2. Oxidation and Organification: - Iodide is oxidized to iodine (I2) by thyroid peroxidase (TPO). - I2 is then incorporated into tyrosine residues on the protein thyroglobulin (Tg) to form monoiodotyrosine (MIT) and diiodotyrosine (DIT).
3. Coupling: - MIT and DIT undergo further oxidation and condensation, catalyzed by TPO, to form triiodothyronine (T3) and thyroxine (T4). - T3 has three iodine atoms, while T4 has four iodine atoms.
4. Storage: - T3 and T4 are stored within the follicular lumen bound to thyroglobulin.
5. Release: - When stimulated by thyroid-stimulating hormone (TSH), follicular cells endocytose thyroglobulin. - Proteases cleave T3 and T4 from thyroglobulin, releasing them into the bloodstream.
Biosynthesis of Epinephrine (Adrenaline)
1. Tyrosine Hydroxylation: - The amino acid tyrosine is hydroxylated to form L-dihydroxyphenylalanine (L-DOPA) by tyrosine hydroxylase (TH).
2. Decarboxylation: - L-DOPA is decarboxylated by L-aromatic amino acid decarboxylase (L-AADC) to form dopamine.
3. N-Methylation: - Dopamine is N-methylated by phenylethanolamine N-methyltransferase (PNMT) to form norepinephrine (noradrenaline).
4. Addition of a Methyl Group: - Norepinephrine is methylated on its carbon atom by dopamine beta-hydroxylase (DBH) to form epinephrine.

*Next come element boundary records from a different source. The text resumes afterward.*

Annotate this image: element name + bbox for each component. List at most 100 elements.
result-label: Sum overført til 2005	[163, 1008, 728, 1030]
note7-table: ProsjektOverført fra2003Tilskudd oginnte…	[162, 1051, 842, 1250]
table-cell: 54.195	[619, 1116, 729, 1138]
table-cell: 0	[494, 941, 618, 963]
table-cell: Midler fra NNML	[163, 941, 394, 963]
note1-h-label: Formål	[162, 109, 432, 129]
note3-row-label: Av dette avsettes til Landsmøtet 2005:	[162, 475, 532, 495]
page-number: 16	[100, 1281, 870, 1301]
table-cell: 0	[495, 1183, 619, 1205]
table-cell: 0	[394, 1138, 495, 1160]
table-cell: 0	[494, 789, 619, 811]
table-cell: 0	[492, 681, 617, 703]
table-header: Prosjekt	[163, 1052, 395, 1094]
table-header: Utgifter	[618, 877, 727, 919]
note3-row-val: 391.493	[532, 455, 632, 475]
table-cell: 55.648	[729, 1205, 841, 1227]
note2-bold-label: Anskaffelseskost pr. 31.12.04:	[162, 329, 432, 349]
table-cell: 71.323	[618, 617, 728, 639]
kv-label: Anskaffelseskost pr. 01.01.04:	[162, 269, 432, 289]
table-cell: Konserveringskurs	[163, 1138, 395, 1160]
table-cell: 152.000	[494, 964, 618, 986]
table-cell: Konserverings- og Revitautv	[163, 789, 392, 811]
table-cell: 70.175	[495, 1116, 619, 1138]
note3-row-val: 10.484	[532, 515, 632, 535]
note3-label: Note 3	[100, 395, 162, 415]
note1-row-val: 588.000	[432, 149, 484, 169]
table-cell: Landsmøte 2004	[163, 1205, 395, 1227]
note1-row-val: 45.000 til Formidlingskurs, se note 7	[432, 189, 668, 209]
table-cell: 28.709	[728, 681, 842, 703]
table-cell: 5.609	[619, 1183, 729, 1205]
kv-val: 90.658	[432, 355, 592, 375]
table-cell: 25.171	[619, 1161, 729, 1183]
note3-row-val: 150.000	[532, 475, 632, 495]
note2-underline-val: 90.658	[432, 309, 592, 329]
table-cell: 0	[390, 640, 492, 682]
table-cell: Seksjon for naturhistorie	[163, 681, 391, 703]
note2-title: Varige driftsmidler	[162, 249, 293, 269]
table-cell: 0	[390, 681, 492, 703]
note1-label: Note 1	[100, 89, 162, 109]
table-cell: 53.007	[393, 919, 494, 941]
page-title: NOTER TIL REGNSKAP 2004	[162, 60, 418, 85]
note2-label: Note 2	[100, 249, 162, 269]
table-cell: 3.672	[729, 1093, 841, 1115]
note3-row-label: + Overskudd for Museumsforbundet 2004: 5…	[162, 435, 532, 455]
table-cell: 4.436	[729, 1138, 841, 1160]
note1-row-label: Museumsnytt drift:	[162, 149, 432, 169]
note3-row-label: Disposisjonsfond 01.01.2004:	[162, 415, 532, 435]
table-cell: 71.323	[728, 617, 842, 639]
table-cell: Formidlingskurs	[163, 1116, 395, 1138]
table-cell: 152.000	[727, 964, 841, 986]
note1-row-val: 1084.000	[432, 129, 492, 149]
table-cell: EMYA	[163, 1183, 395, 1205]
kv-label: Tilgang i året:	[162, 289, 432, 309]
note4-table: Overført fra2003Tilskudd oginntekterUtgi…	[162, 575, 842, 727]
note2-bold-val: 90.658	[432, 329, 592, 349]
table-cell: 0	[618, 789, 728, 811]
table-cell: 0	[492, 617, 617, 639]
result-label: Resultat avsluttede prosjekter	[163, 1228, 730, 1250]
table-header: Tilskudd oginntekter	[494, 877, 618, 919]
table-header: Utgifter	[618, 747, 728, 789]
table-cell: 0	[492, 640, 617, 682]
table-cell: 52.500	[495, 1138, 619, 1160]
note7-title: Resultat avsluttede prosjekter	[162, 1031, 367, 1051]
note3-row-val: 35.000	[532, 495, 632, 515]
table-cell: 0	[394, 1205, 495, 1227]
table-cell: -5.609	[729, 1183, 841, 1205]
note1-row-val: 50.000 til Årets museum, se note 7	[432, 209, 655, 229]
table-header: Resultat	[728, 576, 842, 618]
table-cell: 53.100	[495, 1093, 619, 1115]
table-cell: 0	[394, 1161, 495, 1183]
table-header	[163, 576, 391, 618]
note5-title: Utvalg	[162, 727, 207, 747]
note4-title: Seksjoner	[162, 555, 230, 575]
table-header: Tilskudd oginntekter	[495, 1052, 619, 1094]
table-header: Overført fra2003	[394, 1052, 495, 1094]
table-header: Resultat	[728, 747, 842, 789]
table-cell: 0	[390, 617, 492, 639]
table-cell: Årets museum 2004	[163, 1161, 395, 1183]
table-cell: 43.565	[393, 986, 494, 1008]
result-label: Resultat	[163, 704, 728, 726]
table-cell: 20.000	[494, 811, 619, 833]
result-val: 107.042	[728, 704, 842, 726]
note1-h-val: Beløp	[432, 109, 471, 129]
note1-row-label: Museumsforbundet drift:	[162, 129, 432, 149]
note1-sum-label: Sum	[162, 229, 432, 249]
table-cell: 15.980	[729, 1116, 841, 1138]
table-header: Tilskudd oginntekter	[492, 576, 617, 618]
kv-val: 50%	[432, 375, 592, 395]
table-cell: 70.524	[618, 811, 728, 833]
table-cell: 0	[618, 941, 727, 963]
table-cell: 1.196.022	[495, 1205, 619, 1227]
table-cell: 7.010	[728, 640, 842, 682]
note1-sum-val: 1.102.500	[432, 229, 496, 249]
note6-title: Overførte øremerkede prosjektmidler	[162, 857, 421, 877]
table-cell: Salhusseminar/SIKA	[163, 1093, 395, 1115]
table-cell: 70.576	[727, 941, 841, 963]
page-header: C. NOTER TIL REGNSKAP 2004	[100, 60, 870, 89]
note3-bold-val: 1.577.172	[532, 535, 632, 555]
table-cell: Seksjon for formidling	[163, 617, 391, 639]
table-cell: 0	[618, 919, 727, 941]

Regulation of Epinephrine Synthesis:
Epinephrine synthesis is regulated by the sympathetic nervous system and stress hormones:
- Sympathetic nerve stimulation activates adenylyl cyclase, which increases cAMP levels. - cAMP activates protein kinase A (PKA), which phosphorylates and activates TH and PNMT. - Stress hormones, such as cortisol and vasopressin, also increase cAMP levels and stimulate epinephrine synthesis.